Yo sabía que podía hacerlo. El final del camino estaba cerca y terminaba bruscamente, como una barranca, o un capitulo de telenovela mexicana berreta. Solo debía seguir donde el camino doblaba, hasta con los ojos cerrados, por aquellos metros que significarían el fin de mi universo, podía forjar mi destino (esa utopía de la conciencia común), o al menos mi fin, propio, sin cláusulas ni intereses, ni testaferros del demonio golpeando la puerta de mi ataúd sedientos de cuotas atrasadas e hipotecas en la cuerda floja.
Percibí algo de grandeza en aquellos segundos. Como si aun yo, aquel desdichado habitante de la suela de Dios, pudiera adueñarse por el favor de las circunstancias de una trascendencia capaz de poner en jaque la maquinaria imperceptible del destino. Como si fuera repentinamente una lata oxidada flotando punzante en el mar que Jesús va a pisar tan omnipotente y despreocupado. Esa idea originaba en mi cráneo una adrenalina feroz que, quizás como contraataque al resto moral de mi psiquis que repetía la palabra “cobarde” incesantemente, se apoderaba de mi cuerpo, hinchaba mis sienes, apretaba mis mandíbulas, fundía las manos al volante y el pie derecho al acelerador... Jadeaba como un animal, como un adolescente jodiendo una veterana, como un criminal debutante.
El cartel indicaba la proximidad de la curva.
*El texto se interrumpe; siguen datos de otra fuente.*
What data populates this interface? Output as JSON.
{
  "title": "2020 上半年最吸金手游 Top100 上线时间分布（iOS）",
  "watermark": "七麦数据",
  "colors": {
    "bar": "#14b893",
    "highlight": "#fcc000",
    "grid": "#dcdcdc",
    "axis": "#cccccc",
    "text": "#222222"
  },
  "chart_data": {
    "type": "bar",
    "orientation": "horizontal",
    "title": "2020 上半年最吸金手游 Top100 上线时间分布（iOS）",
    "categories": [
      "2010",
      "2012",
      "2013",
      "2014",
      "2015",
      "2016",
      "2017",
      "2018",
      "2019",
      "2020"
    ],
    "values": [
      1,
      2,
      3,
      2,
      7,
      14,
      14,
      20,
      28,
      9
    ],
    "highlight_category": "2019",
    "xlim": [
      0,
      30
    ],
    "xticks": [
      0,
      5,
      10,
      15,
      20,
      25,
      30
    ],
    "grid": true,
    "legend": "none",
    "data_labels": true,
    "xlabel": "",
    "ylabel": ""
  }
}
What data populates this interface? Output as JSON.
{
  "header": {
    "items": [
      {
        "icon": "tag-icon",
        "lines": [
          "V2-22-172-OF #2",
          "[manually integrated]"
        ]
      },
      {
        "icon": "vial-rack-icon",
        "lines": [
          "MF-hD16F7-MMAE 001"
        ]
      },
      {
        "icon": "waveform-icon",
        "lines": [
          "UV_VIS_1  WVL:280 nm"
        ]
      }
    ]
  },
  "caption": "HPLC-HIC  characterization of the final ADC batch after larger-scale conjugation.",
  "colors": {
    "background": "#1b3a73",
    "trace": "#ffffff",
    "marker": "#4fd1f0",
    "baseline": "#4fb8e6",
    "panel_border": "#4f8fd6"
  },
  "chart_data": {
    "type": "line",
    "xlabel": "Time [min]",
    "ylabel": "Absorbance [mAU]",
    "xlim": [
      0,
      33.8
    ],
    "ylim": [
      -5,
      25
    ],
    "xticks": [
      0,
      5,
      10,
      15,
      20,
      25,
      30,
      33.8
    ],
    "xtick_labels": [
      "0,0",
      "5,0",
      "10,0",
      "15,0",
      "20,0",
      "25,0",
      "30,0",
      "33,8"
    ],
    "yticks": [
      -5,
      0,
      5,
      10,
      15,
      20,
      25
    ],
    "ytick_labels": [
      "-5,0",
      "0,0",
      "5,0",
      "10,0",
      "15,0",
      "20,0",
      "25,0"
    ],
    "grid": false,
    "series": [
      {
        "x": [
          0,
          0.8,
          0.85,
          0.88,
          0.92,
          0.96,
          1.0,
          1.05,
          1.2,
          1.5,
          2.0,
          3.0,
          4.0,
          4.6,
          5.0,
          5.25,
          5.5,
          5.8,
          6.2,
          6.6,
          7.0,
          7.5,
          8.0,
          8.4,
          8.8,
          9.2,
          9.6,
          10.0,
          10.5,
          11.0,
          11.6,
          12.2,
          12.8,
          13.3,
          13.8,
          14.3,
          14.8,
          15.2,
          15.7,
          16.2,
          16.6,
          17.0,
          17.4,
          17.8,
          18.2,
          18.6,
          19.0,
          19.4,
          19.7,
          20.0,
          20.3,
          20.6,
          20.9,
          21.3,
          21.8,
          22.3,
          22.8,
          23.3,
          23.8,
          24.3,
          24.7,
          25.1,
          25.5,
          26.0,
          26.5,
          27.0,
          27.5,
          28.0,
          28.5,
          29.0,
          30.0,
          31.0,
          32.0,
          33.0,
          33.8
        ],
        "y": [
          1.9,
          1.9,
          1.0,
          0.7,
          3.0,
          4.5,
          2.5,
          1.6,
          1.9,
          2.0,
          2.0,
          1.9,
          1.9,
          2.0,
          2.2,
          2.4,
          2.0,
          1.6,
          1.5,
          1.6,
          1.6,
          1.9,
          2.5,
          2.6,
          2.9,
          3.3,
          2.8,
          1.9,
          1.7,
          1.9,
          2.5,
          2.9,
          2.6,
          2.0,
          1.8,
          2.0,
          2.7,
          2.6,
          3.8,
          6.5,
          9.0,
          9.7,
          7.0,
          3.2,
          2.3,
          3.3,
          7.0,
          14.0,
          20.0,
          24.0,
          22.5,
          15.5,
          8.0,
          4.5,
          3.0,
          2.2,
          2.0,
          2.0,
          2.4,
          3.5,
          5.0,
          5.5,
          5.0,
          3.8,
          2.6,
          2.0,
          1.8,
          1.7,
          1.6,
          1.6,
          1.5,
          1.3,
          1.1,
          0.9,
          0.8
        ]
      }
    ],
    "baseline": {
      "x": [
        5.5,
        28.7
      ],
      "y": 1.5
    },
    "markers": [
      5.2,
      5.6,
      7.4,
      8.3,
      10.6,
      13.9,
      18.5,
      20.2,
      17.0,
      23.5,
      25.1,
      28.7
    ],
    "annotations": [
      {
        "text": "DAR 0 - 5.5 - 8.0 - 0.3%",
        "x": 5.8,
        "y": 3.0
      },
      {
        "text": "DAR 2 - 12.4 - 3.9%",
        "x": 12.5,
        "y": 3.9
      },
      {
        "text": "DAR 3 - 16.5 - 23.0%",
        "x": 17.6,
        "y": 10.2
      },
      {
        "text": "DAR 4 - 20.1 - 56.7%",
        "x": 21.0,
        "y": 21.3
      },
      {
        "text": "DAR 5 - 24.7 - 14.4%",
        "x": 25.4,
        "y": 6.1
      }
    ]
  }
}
Si yo fuera el actor de aquella telenovela ratingnera, debía dar el último respiro al cigarro, apoyar el codo izquierdo en la ventanilla abierta, decir algo para la posteridad mirando hacia delante ciego de furia, tirar el pucho y acelerar. Entonces mi trabajo como director sería mostrar el cigarrillo rodando sobre el asfalto y deteniéndose; y en segundo plano, alejándose, el auto que continúa el camino dos segundos hasta desaparecer, para ofrendar un último saludo: una explosión.
Pero no.
Abro los ojos. La aguja no bajó de ciento sesenta kilómetros por hora. Recién ahora acaba de quedar atrás el cartel. Una lágrima, o varias, que no han sido invitadas, recorren mi cara. Las atribuyo a la conmoción que me produjo el final cinematográfico que me inventé, no al arrepentimiento, el miedo, la furia, el colapso nervioso, las pastillas, la congestión, la inapetencia sexual, el whisky para poder dormir, el despido, las pocas ganas de empezar de nuevo, el ruido penetrante e infinito de los frenos, el olor de las gomas quemadas, el celular que no para de sonar...
- ¿Hola?
- Papi, soy yo. ¿Me podés venir a buscar al jardín? Mami dijo que no podía.
- No... Si. Pará que piense. ¿A qué hora?
- A las 12. Dale, y después comemos juntos. ¡Dale papi! ¿Podés?
Ahí está la curva, el fin, a diez metros, pero a diferencia de mis delirios, voy a paso de hombre, mi frente gotea, y el corazón vuelve lentamente a tomar el control.
- Si, mi vida. Papi puede... Siempre va a poder.